By offering premium-priced items like a $699 leather coat, Zara also aligns itself with the quiet luxury trend that is driving sales for brands such as Zegna and Brunello Cucinelli. “By emulating this strategy at a more accessible price point, Zara and Cos can cater to discerning consumers seeking understated luxury without the exorbitant price tag associated with traditional luxury brands,” Rigart adds.

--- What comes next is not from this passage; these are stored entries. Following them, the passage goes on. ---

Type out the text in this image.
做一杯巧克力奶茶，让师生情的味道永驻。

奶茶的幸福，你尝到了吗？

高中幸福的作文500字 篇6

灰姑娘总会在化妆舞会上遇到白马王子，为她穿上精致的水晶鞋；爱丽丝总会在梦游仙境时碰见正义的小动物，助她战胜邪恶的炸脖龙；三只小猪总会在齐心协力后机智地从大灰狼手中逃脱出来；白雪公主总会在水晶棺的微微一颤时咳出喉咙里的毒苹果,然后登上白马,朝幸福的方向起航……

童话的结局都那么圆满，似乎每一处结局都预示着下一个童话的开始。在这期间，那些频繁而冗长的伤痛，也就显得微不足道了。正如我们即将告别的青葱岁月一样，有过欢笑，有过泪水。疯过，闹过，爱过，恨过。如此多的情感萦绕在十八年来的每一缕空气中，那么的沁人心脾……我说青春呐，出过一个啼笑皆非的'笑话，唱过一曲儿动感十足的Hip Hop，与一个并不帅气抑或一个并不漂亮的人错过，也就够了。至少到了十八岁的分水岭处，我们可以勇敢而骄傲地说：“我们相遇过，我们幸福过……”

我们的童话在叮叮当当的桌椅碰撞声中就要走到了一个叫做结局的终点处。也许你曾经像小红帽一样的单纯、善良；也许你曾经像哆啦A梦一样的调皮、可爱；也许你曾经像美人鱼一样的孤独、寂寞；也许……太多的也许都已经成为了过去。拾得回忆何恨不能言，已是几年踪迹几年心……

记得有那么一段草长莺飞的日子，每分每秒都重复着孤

Zara has always been known for offering affordable alternatives to pricier retailers. And it’s a strategy that’s paying off in light of macroeconomic difficulties: In the fiscal year 2023, parent company Inditex reported record-high sales and net income. The outlook for 2024 is equally promising, with sales from February 1 to March 11 up 11 percent in constant currency compared to the same period last year.

According to Rigart, Zara’s decision to release high-end items in the Chinese market is wise as consumers become more discerning.

“As the brand couldn’t improve brand desirability during hard times [referring to the pandemic], elevating the brand image now is crucial for sustained growth and competitiveness,” he says, emphasizing the importance of brand image for increasing AVT.

However, the success of this strategy hinges on several factors. “If Zara’s premium offerings fail to deliver perceived value commensurate with their higher price tags, consumers may perceive them as overpriced and opt for competing brands with superior perceived value,” he points out.

Plus, there’s the issue of sustainability — a blot on the reputation of all fast fashion companies. Rigart advises that Zara’s premiumization strategy should align with its increasing commitment to sustainability to resonate with environmentally conscious Chinese consumers.

Price-conscious consumers still value high-quality products and exceptional brand interactions, even if they entail a higher cost. In a sea of cheap options, moving upstream is one way for fast fashion brands to stay afloat in China. It’s a lesson taken straight from luxury’s playbook.